Улетела за реку скворчиха — час, другой прошел, а ее все нет. Не летит подруга обратно. Ворчун забеспокоился. Привстанет он на лапках, выглянет в леток. Туда-сюда поведет глазами — нет, нигде не видать скворчихи. Время к полудню. В скворечне жарко, дышать нечем. Ворчуну очень хотелось пить. Он то и дело раскрывал клюв и все глотал и глотал воздух. Спустя некоторое время к жажде прибавился голод. Желание насытиться и утолить жажду буквально выводило его из себя. Ворчун начинал думать о чем-нибудь другом, скажем, о том, как через день-другой у них появятся птенцы; они на пару со старухой вынесут остатки скорлупок, вычистят, приберут скворечню, начнут малышам носить корм: сначала — букашек, потом — червяков, гусениц. Жирных полосатых гусениц, которые ползают по дубовой листве. И едва скворец начинал думать об этом, как перед его взором, распаленным голодом, являлись жирные, мясистые гусеницы: одна, две, три… Вот уже их целое скопище. Но вместо того чтобы хватать их и нести скорее детям, Ворчун сам клюет и глотает их. Насытившись, он пьет воду на песчаной косе, где Сотьма впадает в Оку. Мелкая волна шуршит песком, холодит лапы.

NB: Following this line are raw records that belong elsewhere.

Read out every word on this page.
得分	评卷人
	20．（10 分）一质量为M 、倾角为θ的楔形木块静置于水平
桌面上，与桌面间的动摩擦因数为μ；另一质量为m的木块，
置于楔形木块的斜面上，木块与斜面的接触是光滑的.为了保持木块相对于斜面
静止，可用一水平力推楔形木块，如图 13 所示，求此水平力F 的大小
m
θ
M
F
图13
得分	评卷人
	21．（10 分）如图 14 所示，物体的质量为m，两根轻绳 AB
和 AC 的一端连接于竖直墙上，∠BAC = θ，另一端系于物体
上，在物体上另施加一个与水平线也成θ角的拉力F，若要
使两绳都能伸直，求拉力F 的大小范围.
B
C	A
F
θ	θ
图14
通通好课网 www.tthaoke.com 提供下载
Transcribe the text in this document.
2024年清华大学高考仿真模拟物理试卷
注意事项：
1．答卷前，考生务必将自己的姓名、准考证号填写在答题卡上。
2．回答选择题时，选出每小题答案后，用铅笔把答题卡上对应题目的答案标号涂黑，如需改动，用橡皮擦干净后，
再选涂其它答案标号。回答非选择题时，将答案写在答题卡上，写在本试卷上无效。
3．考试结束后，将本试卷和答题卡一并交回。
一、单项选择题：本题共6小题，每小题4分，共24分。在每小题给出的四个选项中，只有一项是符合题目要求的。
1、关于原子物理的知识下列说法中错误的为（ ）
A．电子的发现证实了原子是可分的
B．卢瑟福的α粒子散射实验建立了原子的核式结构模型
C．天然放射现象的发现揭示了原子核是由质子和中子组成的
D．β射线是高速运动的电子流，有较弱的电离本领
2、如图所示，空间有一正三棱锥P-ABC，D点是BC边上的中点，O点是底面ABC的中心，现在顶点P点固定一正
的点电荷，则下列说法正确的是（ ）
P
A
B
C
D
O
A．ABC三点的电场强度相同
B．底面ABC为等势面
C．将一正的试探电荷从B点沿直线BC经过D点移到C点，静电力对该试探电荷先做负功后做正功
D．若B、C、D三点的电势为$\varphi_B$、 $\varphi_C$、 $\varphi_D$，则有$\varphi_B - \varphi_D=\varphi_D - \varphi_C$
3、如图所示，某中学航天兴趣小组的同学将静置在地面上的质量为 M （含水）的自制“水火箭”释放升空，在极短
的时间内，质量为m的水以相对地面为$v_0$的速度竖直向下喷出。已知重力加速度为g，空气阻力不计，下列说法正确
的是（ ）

А Ворчун все пьет и пьет, запрокидывая голову.

И так явственно, так зримо представил себе все это Ворчун, что стало ему невмоготу терпеть. Обессиленный вконец, он выпрыгнул из скворечни и тут же, на лету, поймал двух или трех мушек, торопливо и жадно проглотил их и полетел искать подругу. Может, ей нездоровится? Может, она размечталась и сидит где-нибудь рядом, на яблоне?

Скворец звал, кричал на весь сад.

Молчание.

А уж солнце склонилось к западу, и жара начала спадать, а скворчихи все нет. Ворчун решил слетать за реку, куда она полетела кормиться. Едва перелетел Оку — он сразу же увидел подругу. Скворчиха сидела на вербе, у самой реки. Ворчун подлетел, сел рядом. Глянул на нее и сразу понял: плохи дела! Подруга сидела, распушив крылья, клюв у нее был раскрыт, и из открытого клюва, пенясь, вытекала белесая жидкость. Глаза ее заволокла пелена, так что она с трудом приоткрыла их, когда он сел рядом.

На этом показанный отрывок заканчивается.